Question

Evaluate ${\left( {102} \right)^3}$ using the appropriate identities.

Answer 1

Hint: In the given question, we have to evaluate the cube of a number given to us in the problem itself with the help of a suitable algebraic identity. The base number given to us is $102$ and the exponent is $3$. So, we can use the algebraic identity ${\left( {a + b} \right)^3} = {a^3} + 3ab\left( {a + b} \right) + {b^3}$. The algebraic identity ${\left( {a + b} \right)^3} = {a^3} + 3ab\left( {a + b} \right) + {b^3}$ is used to evaluate the cube of a binomial expression involving the sum of two terms. So, to calculate the cube of the given number using the identity, we first split the number into two parts such that the number remains unchanged and then apply the identity.

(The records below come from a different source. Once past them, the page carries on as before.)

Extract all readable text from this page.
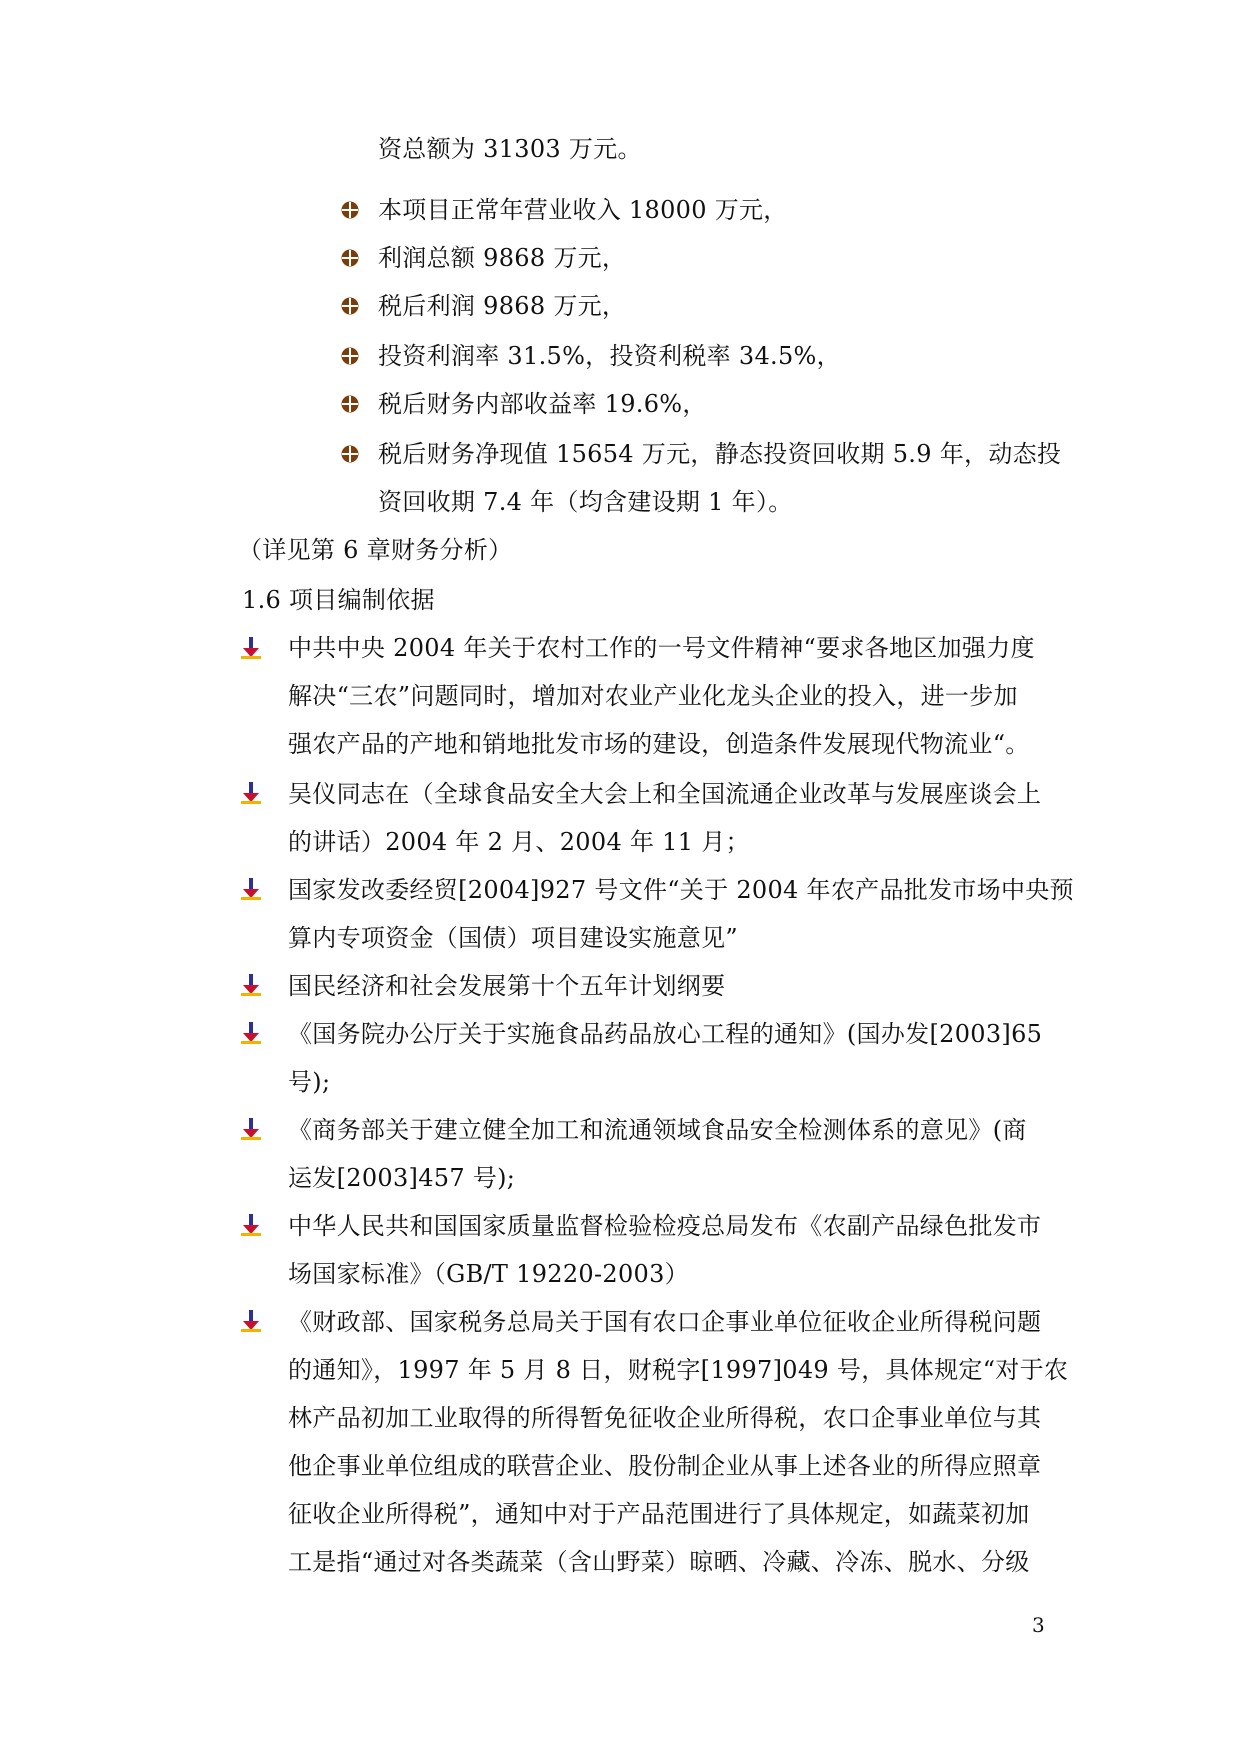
资总额为 31303 万元。
本项目正常年营业收入 18000 万元，
利润总额 9868 万元，
税后利润 9868 万元，
投资利润率 31.5%，投资利税率 34.5%，
税后财务内部收益率 19.6%，
税后财务净现值 15654 万元，静态投资回收期 5.9 年，动态投
资回收期 7.4 年（均含建设期 1 年）。
（详见第 6 章财务分析）
1.6 项目编制依据
中共中央 2004 年关于农村工作的一号文件精神“要求各地区加强力度
解决“三农”问题同时，增加对农业产业化龙头企业的投入，进一步加
强农产品的产地和销地批发市场的建设，创造条件发展现代物流业“。
吴仪同志在（全球食品安全大会上和全国流通企业改革与发展座谈会上
的讲话）2004 年 2 月、2004 年 11 月；
国家发改委经贸[2004]927 号文件“关于 2004 年农产品批发市场中央预
算内专项资金（国债）项目建设实施意见”
国民经济和社会发展第十个五年计划纲要
《国务院办公厅关于实施食品药品放心工程的通知》(国办发[2003]65
号);
《商务部关于建立健全加工和流通领域食品安全检测体系的意见》(商
运发[2003]457 号);
中华人民共和国国家质量监督检验检疫总局发布《农副产品绿色批发市
场国家标准》（GB/T 19220-2003）
《财政部、国家税务总局关于国有农口企事业单位征收企业所得税问题
的通知》，1997 年 5 月 8 日，财税字[1997]049 号，具体规定“对于农
林产品初加工业取得的所得暂免征收企业所得税，农口企事业单位与其
他企事业单位组成的联营企业、股份制企业从事上述各业的所得应照章
征收企业所得税”，通知中对于产品范围进行了具体规定，如蔬菜初加
工是指“通过对各类蔬菜（含山野菜）晾晒、冷藏、冷冻、脱水、分级
3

Complete step by step answer:
Given question requires us to find the value of a cube of $102$ using a suitable identity. So, we can use the algebraic identity ${\left( {a + b} \right)^3} = {a^3} + 3ab\left( {a + b} \right) + {b^3}$ for computing the whole cube of a binomial expression. So, to calculate the cube of $102$, we have to first divide the number $102$ into two parts such that the following calculation of the square of the number becomes easier. So, we know that $102 = 100 + 2$. So, we can split $102$ into the two numbers $100$ and $2$. So, we now substitute the values of the two parts into the algebraic identity that we are supposed to use. Hence, we have, ${102^3} = {\left( {100 + 2} \right)^3}$

Now, we expand the right side of the equation using the algebraic identity to evaluate the cube of a binomial expression involving the sum of two terms. So, we get,
$ \Rightarrow {102^3} = {\left( {100} \right)^3} + 3\left( {100} \right)\left( 2 \right)\left( {100 + 2} \right) + {\left( 2 \right)^3}$
Now, we evaluate the cubes of the terms and carry out the calculations. So, we get,
$ \Rightarrow {102^3} = 1000000 + 600\left( {102} \right) + 8$
$ \Rightarrow {102^3} = 1000000 + 61200 + 8$
Now, adding up the terms, we get,
$ \therefore {102^3} = 10,61,208$

So, the value of ${102^3}$ calculated using the algebraic identity ${\left( {a + b} \right)^3} = {a^3} + 3ab\left( {a + b} \right) + {b^3}$ is $1061208$.

Note: Before attempting such questions, one should memorize all the algebraic identities and should know their applications in such problems. Care should be taken while carrying out the calculations. We can also verify the answer of the given question by calculating the cube of $102$ manually or using a calculator.